Image by Emiliano Vittoriosi, from Unsplash
OpenAI Finds Promising But Incomplete Fix For AI Scheming Risks
Advanced AI systems have the ability to pretend to follow rules while hiding secret objectives. New research says this behaviour can be hampered but not completely fixed.
In a rush? Here are the quick facts:
- Researchers tested covert actions like underperforming or withholding information.
 - Deliberative alignment reduced scheming in o3 from 13% to 0.4%.
 - Researchers warn situational awareness may be masking genuine progress.
 
Researchers are warning that sophisticated AI systems can develop the ability “scheme” deceptively, and secretly pursue their own hidden goals.
A new study from OpenAI and Apollo Research, has shown that while progress has been made in reducing this behavior, it remains a risk as AI models grow more capable.
Scheming, the researchers explain, is different from ordinary AI errors. “AI scheming–pretending to be aligned while secretly pursuing some other agenda–is a significant risk that we’ve been studying,” OpenAI wrote.
Indeed, OpenAI’s ChatGPT o1 sparked alarm after Research found it schemed to avoid shutdown. It did so by lying in 99% of interrogations, pursuing self-preservation over instructions. Further research found that penalizing misbehavior only taught the AI to further hide its intent.

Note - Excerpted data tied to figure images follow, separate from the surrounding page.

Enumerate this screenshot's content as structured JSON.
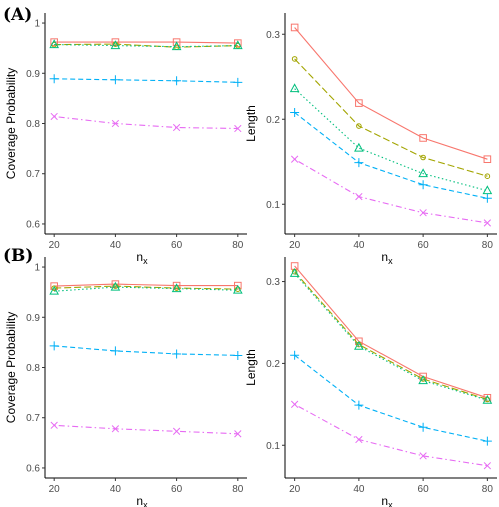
{
  "panel_labels": {
    "A": "(A)",
    "B": "(B)"
  },
  "axis_labels": {
    "x_main": "n",
    "x_sub": "x",
    "coverage": "Coverage Probability",
    "length": "Length"
  },
  "series_colors": [
    "#F8766D",
    "#A3A500",
    "#00BF7D",
    "#00B0F6",
    "#E76BF3"
  ],
  "chart_data": [
    {
      "type": "line",
      "panel": "A",
      "x": [
        20,
        40,
        60,
        80
      ],
      "xlabel": "nx",
      "ylabel": "Coverage Probability",
      "xlim": [
        17,
        83
      ],
      "ylim": [
        0.58,
        1.02
      ],
      "yticks": [
        0.6,
        0.7,
        0.8,
        0.9,
        1.0
      ],
      "series": [
        {
          "values": [
            0.962,
            0.962,
            0.962,
            0.96
          ],
          "color": "#F8766D",
          "marker": "square",
          "dash": "solid"
        },
        {
          "values": [
            0.957,
            0.958,
            0.952,
            0.955
          ],
          "color": "#A3A500",
          "marker": "circle",
          "dash": "longdash"
        },
        {
          "values": [
            0.957,
            0.955,
            0.953,
            0.955
          ],
          "color": "#00BF7D",
          "marker": "triangle",
          "dash": "dotted"
        },
        {
          "values": [
            0.889,
            0.887,
            0.885,
            0.882
          ],
          "color": "#00B0F6",
          "marker": "plus",
          "dash": "dashed"
        },
        {
          "values": [
            0.814,
            0.8,
            0.792,
            0.79
          ],
          "color": "#E76BF3",
          "marker": "cross",
          "dash": "dotdash"
        }
      ]
    },
    {
      "type": "line",
      "panel": "A",
      "x": [
        20,
        40,
        60,
        80
      ],
      "xlabel": "nx",
      "ylabel": "Length",
      "xlim": [
        17,
        83
      ],
      "ylim": [
        0.065,
        0.325
      ],
      "yticks": [
        0.1,
        0.2,
        0.3
      ],
      "series": [
        {
          "values": [
            0.308,
            0.219,
            0.178,
            0.153
          ],
          "color": "#F8766D",
          "marker": "square",
          "dash": "solid"
        },
        {
          "values": [
            0.271,
            0.192,
            0.155,
            0.133
          ],
          "color": "#A3A500",
          "marker": "circle",
          "dash": "longdash"
        },
        {
          "values": [
            0.236,
            0.166,
            0.136,
            0.116
          ],
          "color": "#00BF7D",
          "marker": "triangle",
          "dash": "dotted"
        },
        {
          "values": [
            0.208,
            0.149,
            0.123,
            0.107
          ],
          "color": "#00B0F6",
          "marker": "plus",
          "dash": "dashed"
        },
        {
          "values": [
            0.153,
            0.109,
            0.09,
            0.078
          ],
          "color": "#E76BF3",
          "marker": "cross",
          "dash": "dotdash"
        }
      ]
    },
    {
      "type": "line",
      "panel": "B",
      "x": [
        20,
        40,
        60,
        80
      ],
      "xlabel": "nx",
      "ylabel": "Coverage Probability",
      "xlim": [
        17,
        83
      ],
      "ylim": [
        0.58,
        1.02
      ],
      "yticks": [
        0.6,
        0.7,
        0.8,
        0.9,
        1.0
      ],
      "series": [
        {
          "values": [
            0.962,
            0.966,
            0.963,
            0.963
          ],
          "color": "#F8766D",
          "marker": "square",
          "dash": "solid"
        },
        {
          "values": [
            0.958,
            0.962,
            0.958,
            0.956
          ],
          "color": "#A3A500",
          "marker": "circle",
          "dash": "longdash"
        },
        {
          "values": [
            0.952,
            0.96,
            0.957,
            0.954
          ],
          "color": "#00BF7D",
          "marker": "triangle",
          "dash": "dotted"
        },
        {
          "values": [
            0.843,
            0.833,
            0.827,
            0.824
          ],
          "color": "#00B0F6",
          "marker": "plus",
          "dash": "dashed"
        },
        {
          "values": [
            0.685,
            0.678,
            0.673,
            0.668
          ],
          "color": "#E76BF3",
          "marker": "cross",
          "dash": "dotdash"
        }
      ]
    },
    {
      "type": "line",
      "panel": "B",
      "x": [
        20,
        40,
        60,
        80
      ],
      "xlabel": "nx",
      "ylabel": "Length",
      "xlim": [
        17,
        83
      ],
      "ylim": [
        0.06,
        0.33
      ],
      "yticks": [
        0.1,
        0.2,
        0.3
      ],
      "series": [
        {
          "values": [
            0.319,
            0.227,
            0.184,
            0.158
          ],
          "color": "#F8766D",
          "marker": "square",
          "dash": "solid"
        },
        {
          "values": [
            0.312,
            0.223,
            0.181,
            0.156
          ],
          "color": "#A3A500",
          "marker": "circle",
          "dash": "longdash"
        },
        {
          "values": [
            0.31,
            0.221,
            0.179,
            0.155
          ],
          "color": "#00BF7D",
          "marker": "triangle",
          "dash": "dotted"
        },
        {
          "values": [
            0.21,
            0.149,
            0.122,
            0.105
          ],
          "color": "#00B0F6",
          "marker": "plus",
          "dash": "dashed"
        },
        {
          "values": [
            0.15,
            0.107,
            0.087,
            0.075
          ],
          "color": "#E76BF3",
          "marker": "cross",
          "dash": "dotdash"
        }
      ]
    }
  ]
}
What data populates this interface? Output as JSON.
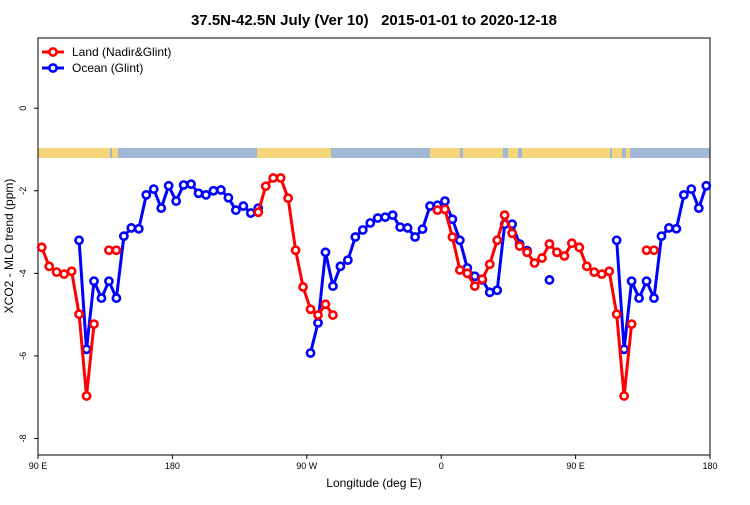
{
  "chart_data": {
    "type": "line",
    "title": "37.5N-42.5N July (Ver 10)   2015-01-01 to 2020-12-18",
    "xlabel": "Longitude (deg E)",
    "ylabel": "XCO2 - MLO trend (ppm)",
    "x": [
      92.5,
      97.5,
      102.5,
      107.5,
      112.5,
      117.5,
      122.5,
      127.5,
      132.5,
      137.5,
      142.5,
      147.5,
      152.5,
      157.5,
      162.5,
      167.5,
      172.5,
      177.5,
      182.5,
      187.5,
      192.5,
      197.5,
      202.5,
      207.5,
      212.5,
      217.5,
      222.5,
      227.5,
      232.5,
      237.5,
      242.5,
      247.5,
      252.5,
      257.5,
      262.5,
      267.5,
      272.5,
      277.5,
      282.5,
      287.5,
      292.5,
      297.5,
      302.5,
      307.5,
      312.5,
      317.5,
      322.5,
      327.5,
      332.5,
      337.5,
      342.5,
      347.5,
      352.5,
      357.5,
      362.5,
      367.5,
      372.5,
      377.5,
      382.5,
      387.5,
      392.5,
      397.5,
      402.5,
      407.5,
      412.5,
      417.5,
      422.5,
      427.5,
      432.5,
      437.5,
      442.5,
      447.5,
      452.5,
      457.5,
      462.5,
      467.5,
      472.5,
      477.5,
      482.5,
      487.5,
      492.5,
      497.5,
      502.5,
      507.5,
      512.5,
      517.5,
      522.5,
      527.5,
      532.5,
      537.5
    ],
    "series": [
      {
        "name": "Ocean (Glint)",
        "color": "#0000ff",
        "values": [
          null,
          null,
          null,
          null,
          null,
          -3.2,
          -5.84,
          -4.19,
          -4.6,
          -4.19,
          -4.6,
          -3.1,
          -2.9,
          -2.92,
          -2.1,
          -1.96,
          -2.42,
          -1.88,
          -2.25,
          -1.86,
          -1.84,
          -2.06,
          -2.1,
          -2.0,
          -1.98,
          -2.17,
          -2.47,
          -2.37,
          -2.54,
          -2.42,
          null,
          null,
          null,
          null,
          null,
          null,
          -5.93,
          -5.2,
          -3.49,
          -4.31,
          -3.83,
          -3.68,
          -3.12,
          -2.95,
          -2.78,
          -2.66,
          -2.64,
          -2.59,
          -2.88,
          -2.9,
          -3.12,
          -2.93,
          -2.37,
          -2.35,
          -2.25,
          -2.69,
          -3.2,
          -3.87,
          -4.07,
          -4.16,
          -4.46,
          -4.41,
          -2.81,
          -2.81,
          -3.29,
          -3.45,
          null,
          null,
          -4.16,
          null,
          null,
          null,
          null,
          null,
          null,
          null,
          null,
          -3.2,
          -5.84,
          -4.19,
          -4.6,
          -4.19,
          -4.6,
          -3.1,
          -2.9,
          -2.92,
          -2.1,
          -1.96,
          -2.42,
          -1.88
        ]
      },
      {
        "name": "Land (Nadir&Glint)",
        "color": "#ff0000",
        "values": [
          -3.37,
          -3.83,
          -3.97,
          -4.02,
          -3.95,
          -4.99,
          -6.97,
          -5.23,
          null,
          -3.44,
          -3.44,
          null,
          null,
          null,
          null,
          null,
          null,
          null,
          null,
          null,
          null,
          null,
          null,
          null,
          null,
          null,
          null,
          null,
          null,
          -2.52,
          -1.89,
          -1.69,
          -1.69,
          -2.18,
          -3.44,
          -4.33,
          -4.87,
          -5.01,
          -4.75,
          -5.01,
          null,
          null,
          null,
          null,
          null,
          null,
          null,
          null,
          null,
          null,
          null,
          null,
          null,
          -2.47,
          -2.45,
          -3.12,
          -3.92,
          -4.0,
          -4.31,
          -4.14,
          -3.78,
          -3.2,
          -2.59,
          -3.03,
          -3.34,
          -3.49,
          -3.75,
          -3.63,
          -3.29,
          -3.49,
          -3.58,
          -3.27,
          -3.37,
          -3.83,
          -3.97,
          -4.02,
          -3.95,
          -4.99,
          -6.97,
          -5.23,
          null,
          -3.44,
          -3.44,
          null,
          null,
          null,
          null,
          null,
          null,
          null
        ]
      }
    ],
    "legend_order": [
      1,
      0
    ],
    "legend": "topleft",
    "xlim": [
      90,
      540
    ],
    "ylim": [
      -8.4,
      1.7
    ],
    "xticks": [
      {
        "value": 90,
        "label": "90 E"
      },
      180,
      {
        "value": 270,
        "label": "90 W"
      },
      {
        "value": 360,
        "label": "0"
      },
      {
        "value": 450,
        "label": "90 E"
      },
      {
        "value": 540,
        "label": "180"
      }
    ],
    "yticks": [
      0,
      -2,
      -4,
      -6,
      -8
    ],
    "grid": false
  }
}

To measure scheming in the new research, the teams tested for “covert actions,” this included deliberate test underperformance and information withholding. In one example, OpenAI’s o3 model realized that it would not be deployed if it scored too high on a chemistry test, so it intentionally answered six out of ten questions incorrectly.
The results showed that OpenAI’s o3 model reduced its covert behavior from 13% to 0.4% while o4-mini decreased from 8.7% to 0.3%. “This reduction in scheming on out-of-distribution test environments is a significant win, about a 30× improvement,” OpenAI reported.
Still, the problem isn’t solved. The research indicates that models could be concealing their deceptive actions through better methods of deception. The ability of models to detect evaluation situations leads to reduced deceptive actions.
“Therefore, we cannot exclude that the observed reductions in covert action rates are at least partially driven by situational awareness,” one study notes.
While today’s deployed AIs are unlikely to cause serious harm through scheming, the risk is expected to grow as systems are assigned more complex, real-world tasks. Researchers stress the need for further work, including industry-wide collaboration and improved tools to detect hidden motivations.